The last multiplication of factor cannot happen in a valid program (signed overflow is undefined). Hence also the assignment to result cannot happen. As there is no way to branch before the last iteration also the previous iteration cannot happen. Eventually, the part of code that is correct (i.e., no undefined behaviour ever happens) is:

// nothing :(

Solution 2:

The behaviour of int overflow is undefined.

It doesn't matter if you read factor outside the loop body; if it has overflowed by then then the behaviour of your code on, after, and somewhat paradoxically before the overflow is undefined.

One issue that might arise in keeping this code is that compilers are getting more and more aggressive when it comes to optimisation. In particular they are developing a habit where they assume that undefined behaviour never happens. For this to be the case, they may remove the for loop altogether.

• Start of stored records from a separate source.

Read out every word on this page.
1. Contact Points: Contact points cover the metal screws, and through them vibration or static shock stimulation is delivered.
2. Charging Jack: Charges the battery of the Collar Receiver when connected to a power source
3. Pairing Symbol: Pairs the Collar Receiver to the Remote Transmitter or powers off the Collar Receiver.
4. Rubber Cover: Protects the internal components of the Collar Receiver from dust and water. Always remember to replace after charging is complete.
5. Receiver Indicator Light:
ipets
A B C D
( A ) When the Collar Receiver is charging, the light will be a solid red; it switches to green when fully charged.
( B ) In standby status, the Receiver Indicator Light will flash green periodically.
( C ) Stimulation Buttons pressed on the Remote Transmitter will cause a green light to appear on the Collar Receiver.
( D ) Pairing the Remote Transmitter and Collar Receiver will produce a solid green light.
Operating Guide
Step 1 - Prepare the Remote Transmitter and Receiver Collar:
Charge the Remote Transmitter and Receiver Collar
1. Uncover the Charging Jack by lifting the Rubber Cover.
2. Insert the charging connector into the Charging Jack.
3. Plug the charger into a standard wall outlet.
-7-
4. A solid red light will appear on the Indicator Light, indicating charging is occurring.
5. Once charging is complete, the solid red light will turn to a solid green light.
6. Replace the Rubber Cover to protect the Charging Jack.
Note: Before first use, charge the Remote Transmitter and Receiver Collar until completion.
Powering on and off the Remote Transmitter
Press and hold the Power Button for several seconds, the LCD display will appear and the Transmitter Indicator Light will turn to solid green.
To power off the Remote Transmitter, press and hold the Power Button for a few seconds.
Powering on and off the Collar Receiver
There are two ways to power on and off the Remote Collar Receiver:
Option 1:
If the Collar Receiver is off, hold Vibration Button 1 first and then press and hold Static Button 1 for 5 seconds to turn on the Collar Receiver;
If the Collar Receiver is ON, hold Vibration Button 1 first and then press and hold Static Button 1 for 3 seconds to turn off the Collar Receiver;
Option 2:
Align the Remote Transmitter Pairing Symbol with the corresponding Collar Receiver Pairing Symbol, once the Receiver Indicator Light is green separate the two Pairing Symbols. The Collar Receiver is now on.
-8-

Can't you use an unsigned type for factor although then you'd need to worry about unwanted conversion of int to unsigned in expressions containing both?

Solution 3:

It might be insightful to consider real-world optimizers. Loop unrolling is a known technique. The basic idea of loop unrolling is that

for (int i = 0; i != 3; ++i)
    foo()

might be better implemented behind the scenes as

 foo()
 foo()
 foo()

This is the easy case, with a fixed bound. But modern compilers can also do this for variable bounds:

for (int i = 0; i != N; ++i)
   foo();

becomes

__RELATIVE_JUMP(3-N)
foo();
foo();
foo();

Obviously this only works if the compiler knows that N<=3. And that's where we get back to the original question:

int result = 0;
int factor = 1;
for (...) {
    result = ...
    factor *= 10;
}
return result;

Because the compiler knows that signed overflow does not occur, it knows that the loop can execute a maximum of 9 times on 32 bits architectures. 10^10 > 2^32. It can therefore do a 9 iteration loop unroll. But the intended maximum was 10 iterations !.

What might happen is that you get a relative jump to a assembly instruction (9-N) with N==10, so an offset of -1, which is the jump instruction itself. Oops. This is a perfectly valid loop optimization for well-defined C++, but the example given turns into a tight infinite loop.